The shifting realities of life can sometimes gum up the works of even the most amicable of divorces. This is particularly true when it comes to the delicate issues of spousal and child support that are often part of temporary judgments issued by Illinois courts in the early goings of a divorce proceeding.

The law includes provisions that allow parties in a divorce to seek modifications based on any number of unanticipated situations. Financial turmoil triggered by any number of events, including unemployment due to layoffs, may be grounds for a parent to seek reduction or elimination of child support payments. Sometimes, legislatures change the laws leaving the court the challenge of having to alter decisions.

Such appears to be the case out of New York.

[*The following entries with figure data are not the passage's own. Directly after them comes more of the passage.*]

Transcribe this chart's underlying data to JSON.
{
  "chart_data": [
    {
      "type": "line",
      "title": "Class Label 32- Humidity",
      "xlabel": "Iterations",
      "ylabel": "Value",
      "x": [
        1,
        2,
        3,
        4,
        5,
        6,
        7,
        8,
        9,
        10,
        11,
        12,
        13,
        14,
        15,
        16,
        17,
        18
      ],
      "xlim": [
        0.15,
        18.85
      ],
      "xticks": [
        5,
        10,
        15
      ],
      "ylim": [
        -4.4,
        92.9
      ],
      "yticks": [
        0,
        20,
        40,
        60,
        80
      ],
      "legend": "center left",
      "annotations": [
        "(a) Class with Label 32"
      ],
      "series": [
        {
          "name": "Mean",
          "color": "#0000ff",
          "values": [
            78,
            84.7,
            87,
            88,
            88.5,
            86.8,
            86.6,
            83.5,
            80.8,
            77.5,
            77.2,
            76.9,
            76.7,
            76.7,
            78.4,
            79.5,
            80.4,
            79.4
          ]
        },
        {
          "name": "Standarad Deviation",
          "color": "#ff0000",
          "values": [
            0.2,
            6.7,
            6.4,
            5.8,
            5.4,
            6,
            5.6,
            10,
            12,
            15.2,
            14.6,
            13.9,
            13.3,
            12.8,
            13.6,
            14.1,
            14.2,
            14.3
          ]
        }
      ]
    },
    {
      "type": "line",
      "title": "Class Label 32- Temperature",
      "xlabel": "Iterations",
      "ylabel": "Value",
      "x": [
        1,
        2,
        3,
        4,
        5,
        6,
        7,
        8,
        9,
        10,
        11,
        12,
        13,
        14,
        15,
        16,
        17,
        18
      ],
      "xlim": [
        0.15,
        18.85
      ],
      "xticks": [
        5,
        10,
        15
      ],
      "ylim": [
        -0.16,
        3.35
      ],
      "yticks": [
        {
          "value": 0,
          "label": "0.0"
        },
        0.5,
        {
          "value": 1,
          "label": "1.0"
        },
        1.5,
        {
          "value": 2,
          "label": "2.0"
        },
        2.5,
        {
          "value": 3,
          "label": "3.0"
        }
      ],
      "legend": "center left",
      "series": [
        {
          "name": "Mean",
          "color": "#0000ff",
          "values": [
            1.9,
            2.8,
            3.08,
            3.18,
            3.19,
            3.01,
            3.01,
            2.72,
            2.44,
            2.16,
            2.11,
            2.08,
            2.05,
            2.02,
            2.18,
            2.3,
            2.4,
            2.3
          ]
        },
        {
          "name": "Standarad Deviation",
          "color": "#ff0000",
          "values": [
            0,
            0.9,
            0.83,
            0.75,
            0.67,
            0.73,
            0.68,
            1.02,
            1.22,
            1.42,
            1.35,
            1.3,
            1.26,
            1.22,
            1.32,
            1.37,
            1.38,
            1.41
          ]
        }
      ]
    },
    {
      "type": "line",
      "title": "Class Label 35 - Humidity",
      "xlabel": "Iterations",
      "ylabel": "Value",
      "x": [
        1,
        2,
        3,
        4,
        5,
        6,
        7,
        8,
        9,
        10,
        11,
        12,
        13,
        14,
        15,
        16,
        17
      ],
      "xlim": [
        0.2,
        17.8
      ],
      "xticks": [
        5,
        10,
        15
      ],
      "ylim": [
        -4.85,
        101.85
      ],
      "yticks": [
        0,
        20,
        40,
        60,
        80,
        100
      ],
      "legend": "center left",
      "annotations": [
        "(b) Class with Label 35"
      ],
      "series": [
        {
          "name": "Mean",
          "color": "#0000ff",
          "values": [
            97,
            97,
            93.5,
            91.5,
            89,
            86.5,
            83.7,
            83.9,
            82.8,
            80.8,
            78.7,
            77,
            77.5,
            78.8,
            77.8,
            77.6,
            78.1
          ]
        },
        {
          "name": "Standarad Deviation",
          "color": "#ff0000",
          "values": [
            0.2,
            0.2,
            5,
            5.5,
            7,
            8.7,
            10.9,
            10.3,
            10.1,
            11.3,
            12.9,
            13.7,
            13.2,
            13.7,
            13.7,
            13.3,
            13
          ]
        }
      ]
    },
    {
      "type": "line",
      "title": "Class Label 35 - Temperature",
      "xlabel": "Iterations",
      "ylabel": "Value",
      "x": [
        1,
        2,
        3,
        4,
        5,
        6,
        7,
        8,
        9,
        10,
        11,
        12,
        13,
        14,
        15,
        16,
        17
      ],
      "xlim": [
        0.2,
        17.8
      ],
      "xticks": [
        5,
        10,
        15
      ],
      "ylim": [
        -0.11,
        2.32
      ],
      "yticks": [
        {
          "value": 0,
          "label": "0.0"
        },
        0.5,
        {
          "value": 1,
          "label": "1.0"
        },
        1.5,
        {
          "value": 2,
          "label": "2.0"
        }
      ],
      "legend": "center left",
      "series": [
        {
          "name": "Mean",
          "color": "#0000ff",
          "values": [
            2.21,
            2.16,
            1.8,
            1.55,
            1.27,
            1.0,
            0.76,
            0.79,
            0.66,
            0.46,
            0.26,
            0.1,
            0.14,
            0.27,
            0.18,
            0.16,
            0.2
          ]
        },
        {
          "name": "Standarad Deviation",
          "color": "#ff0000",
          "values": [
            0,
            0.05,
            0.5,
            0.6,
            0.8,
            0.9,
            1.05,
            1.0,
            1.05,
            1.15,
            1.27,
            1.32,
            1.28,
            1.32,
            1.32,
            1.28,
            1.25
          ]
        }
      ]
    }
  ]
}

A judge in Nassau County recently did a major turnabout in one case, significantly reducing the amount of temporary alimony and support for three children that the ex-husband must pay.

The judge’s original order, issued in March 2011, required the ex-husband to pay more than $17,000 a month. The change reduced that to about $7,000. There were a number of elements that seemed to prompt the scale-back on March 12 of this year. One was that the original order apparently failed to acknowledge that the husband was only making $12,000 a month at the time. Another was that a few months later, the man lost his job.

Legal experts say the real problem is that the case was one of the earliest to fall under new no-fault divorce provisions in New York. They require judges to set temporary alimony and child support based on a strict formula. The previous system had allowed more judicial discretion.

Last month, both sides in the case were told that the court had made a mistake due to its being unfamiliar with the 2010 law change. An independent Law Review Commission reviewing the law says it found that the provisions have resulted in general confusion among judges and lawyers and some unfair decisions. It’s expected to offer recommendations later this month on what to do to fix the issues.

Meanwhile, the ex-husband’s team is hailing the action. The ex-wife’s team is vowing to appeal, saying that while some aspects of the new order are fine, there are other parts that they feel are unfair.